Part 8: Final Visualization

Finally, we will create a publication-quality visualization. Instead of just showing the means (bars), we should show the distribution of the data.

  • Boxplots: Show the median and spread (quartiles).
  • Jittered Points: Show the actual individual participants (raw data).
  • Diamonds: Show the Group Means.
ggplot(master, aes(x = dose, y = libido, fill = dose)) +
  # 1. Boxplot with transparency (alpha) so we can see points
  geom_boxplot(alpha = 0.4, outlier.shape = NA, width = 0.5) +
  
  # 2. Add Jittered Points (Individual Participants)
  # Jitter adds random noise to x-axis so points don't overlap
  geom_jitter(width = 0.1, size = 3, alpha = 0.7) +
  
  # 3. Add Mean Points (White Diamonds)
  stat_summary(fun = mean, geom = "point", shape = 23, size = 4, 
               fill = "white", color = "black", stroke = 1.5) +
  
  # 4. Make it colorful and clean
  scale_fill_viridis_d(option = "plasma", begin = 0.3, end = 0.9) +
  theme_minimal() +
  labs(x = "Dosage Level", 
       y = "Libido Score", 
       title = "Impact of Viagra on Libido",
       subtitle = "Comparison of Placebo, Low Dose, and High Dose groups",
       caption = "White diamonds = Group Means; Dots = Individual Participants") +
  theme(legend.position = "none",
        plot.title = element_text(size = 16, face = "bold"),
        axis.title = element_text(size = 12))
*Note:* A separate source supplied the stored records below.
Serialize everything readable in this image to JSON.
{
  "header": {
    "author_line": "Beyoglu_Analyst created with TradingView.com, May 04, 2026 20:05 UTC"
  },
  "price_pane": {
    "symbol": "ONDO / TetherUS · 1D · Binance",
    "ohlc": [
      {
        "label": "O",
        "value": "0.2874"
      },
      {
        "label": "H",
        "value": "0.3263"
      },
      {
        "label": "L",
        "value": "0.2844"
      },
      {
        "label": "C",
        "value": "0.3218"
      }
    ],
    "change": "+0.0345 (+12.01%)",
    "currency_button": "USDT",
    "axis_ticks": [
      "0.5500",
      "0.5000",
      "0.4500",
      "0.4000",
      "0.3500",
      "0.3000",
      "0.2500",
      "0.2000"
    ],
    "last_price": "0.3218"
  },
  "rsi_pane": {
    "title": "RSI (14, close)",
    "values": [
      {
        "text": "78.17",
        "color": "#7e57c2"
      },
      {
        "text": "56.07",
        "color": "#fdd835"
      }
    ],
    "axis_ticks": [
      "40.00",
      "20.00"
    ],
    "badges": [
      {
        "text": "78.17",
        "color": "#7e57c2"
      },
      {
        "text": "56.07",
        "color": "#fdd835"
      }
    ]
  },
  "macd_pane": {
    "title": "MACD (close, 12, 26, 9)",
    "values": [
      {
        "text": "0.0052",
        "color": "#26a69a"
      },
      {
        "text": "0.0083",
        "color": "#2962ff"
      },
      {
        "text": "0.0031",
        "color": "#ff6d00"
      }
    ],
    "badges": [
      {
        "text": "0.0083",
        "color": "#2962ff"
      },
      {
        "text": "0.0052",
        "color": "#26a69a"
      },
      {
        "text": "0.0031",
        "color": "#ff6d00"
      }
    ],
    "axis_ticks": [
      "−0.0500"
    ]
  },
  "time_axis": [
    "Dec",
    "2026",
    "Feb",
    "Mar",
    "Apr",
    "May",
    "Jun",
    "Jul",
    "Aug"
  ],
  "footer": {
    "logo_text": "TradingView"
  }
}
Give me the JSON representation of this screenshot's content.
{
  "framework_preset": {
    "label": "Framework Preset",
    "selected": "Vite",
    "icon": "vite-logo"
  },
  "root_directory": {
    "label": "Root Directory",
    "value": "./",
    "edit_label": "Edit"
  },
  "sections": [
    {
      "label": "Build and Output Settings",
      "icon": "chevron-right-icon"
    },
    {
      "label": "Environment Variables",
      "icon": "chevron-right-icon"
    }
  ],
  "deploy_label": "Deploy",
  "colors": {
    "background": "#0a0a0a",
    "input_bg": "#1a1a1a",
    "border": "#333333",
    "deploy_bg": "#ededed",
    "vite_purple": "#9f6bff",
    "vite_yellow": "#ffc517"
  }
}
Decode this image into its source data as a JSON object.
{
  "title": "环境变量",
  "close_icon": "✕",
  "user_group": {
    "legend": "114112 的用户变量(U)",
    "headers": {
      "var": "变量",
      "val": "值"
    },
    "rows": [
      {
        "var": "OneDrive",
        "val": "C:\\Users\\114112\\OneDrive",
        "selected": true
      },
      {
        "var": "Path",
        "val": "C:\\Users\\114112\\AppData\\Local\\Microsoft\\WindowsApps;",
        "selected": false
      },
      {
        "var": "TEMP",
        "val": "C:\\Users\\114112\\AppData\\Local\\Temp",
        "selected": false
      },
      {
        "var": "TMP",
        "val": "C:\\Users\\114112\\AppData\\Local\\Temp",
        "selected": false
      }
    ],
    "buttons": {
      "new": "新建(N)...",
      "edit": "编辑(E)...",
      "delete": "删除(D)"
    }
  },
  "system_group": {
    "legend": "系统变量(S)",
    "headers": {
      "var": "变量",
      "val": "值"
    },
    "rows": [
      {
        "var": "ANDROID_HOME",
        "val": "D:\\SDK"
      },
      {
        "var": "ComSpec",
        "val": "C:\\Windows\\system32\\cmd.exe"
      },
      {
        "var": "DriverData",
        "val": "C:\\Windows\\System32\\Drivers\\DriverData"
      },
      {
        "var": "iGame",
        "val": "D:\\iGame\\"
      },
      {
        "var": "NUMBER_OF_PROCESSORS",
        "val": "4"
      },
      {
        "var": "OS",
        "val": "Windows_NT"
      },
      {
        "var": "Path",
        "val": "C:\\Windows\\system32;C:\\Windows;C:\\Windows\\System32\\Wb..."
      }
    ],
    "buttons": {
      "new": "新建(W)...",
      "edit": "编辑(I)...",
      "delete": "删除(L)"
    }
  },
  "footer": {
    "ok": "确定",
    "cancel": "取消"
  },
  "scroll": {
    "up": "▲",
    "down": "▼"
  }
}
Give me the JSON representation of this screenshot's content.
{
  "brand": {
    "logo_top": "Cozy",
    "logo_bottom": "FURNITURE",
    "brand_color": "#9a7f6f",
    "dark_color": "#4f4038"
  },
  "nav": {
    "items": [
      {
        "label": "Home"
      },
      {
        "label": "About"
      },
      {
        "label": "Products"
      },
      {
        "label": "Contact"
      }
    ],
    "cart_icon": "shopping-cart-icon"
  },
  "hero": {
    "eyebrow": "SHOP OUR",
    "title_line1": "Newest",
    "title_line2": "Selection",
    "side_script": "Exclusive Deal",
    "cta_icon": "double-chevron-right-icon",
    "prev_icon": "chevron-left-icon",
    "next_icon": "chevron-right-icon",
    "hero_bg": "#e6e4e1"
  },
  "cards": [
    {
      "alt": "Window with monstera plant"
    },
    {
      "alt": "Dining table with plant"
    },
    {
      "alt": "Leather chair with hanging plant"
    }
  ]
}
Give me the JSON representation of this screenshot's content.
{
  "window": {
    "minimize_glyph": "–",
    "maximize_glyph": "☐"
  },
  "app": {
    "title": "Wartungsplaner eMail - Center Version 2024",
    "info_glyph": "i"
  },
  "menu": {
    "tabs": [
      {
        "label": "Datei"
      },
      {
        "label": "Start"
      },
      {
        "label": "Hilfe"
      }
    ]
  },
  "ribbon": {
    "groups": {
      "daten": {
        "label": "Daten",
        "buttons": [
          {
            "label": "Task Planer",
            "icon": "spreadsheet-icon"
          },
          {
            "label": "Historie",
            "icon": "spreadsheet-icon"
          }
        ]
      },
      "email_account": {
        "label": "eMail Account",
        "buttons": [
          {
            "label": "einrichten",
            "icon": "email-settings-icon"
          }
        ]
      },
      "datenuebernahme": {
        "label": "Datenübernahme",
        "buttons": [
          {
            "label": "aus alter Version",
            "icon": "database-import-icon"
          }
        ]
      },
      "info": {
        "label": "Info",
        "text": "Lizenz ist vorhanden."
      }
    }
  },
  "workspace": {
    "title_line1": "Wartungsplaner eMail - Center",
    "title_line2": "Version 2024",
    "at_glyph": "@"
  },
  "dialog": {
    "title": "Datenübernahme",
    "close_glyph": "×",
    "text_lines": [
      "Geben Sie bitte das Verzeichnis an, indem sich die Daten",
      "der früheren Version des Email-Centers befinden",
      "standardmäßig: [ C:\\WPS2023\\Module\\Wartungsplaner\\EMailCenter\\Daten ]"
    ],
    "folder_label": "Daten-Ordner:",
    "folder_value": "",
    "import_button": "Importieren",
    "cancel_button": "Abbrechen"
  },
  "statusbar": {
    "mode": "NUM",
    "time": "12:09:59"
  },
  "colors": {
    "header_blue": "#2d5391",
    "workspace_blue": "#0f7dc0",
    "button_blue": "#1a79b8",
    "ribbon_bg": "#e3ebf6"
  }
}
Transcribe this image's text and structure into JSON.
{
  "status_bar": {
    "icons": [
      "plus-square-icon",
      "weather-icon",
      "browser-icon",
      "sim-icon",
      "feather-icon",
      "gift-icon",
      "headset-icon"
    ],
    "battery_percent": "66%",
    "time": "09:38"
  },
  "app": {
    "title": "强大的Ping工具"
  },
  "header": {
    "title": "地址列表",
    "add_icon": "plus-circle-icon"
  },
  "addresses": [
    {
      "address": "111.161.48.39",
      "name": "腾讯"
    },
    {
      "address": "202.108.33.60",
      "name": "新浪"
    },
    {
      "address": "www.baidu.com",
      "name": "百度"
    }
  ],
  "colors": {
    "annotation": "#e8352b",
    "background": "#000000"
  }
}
Interpretation (Plain English)

This plot tells the whole story of our analysis:

  1. The Trend: Look at the White Diamonds (the means). They clearly go up as the dose increases. This matches our “Linear Trend” finding.
  2. The Spread: The colorful boxes show where the middle 50% of the data sits. The “High Dose” box is much higher on the Y-axis than the “Placebo” box.
  3. The Difference: We can visually see why the Post Hoc test found a significant difference between High Dose and Placebo—there is almost no overlap between the lowest High Dose scores and the Placebo scores.

Summary

In this lab, we performed a complete One-Way ANOVA workflow:

  1. Explored the data using visualizations to understand Total (SST), Model (SSM), and Residual (SSR) variance.
  2. Ran ANOVA and confirmed the model was significant (\(F(2, 12) = 5.12\)).
  3. Checked Assumptions (Levene’s Test was non-significant, so assumptions met).
  4. Found Specific Differences using Bonferroni Post Hoc tests (High Dose > Placebo).
  5. Calculated Effect Size (\(\omega^2 = 0.62\), large effect).

References

[1] A. Field, J. Miles, and Z. Field, “Comparing Several Means: ANOVA (GLM 1),” in Discovering Statistics Using R. London: SAGE Publications, 2012, ch. 10.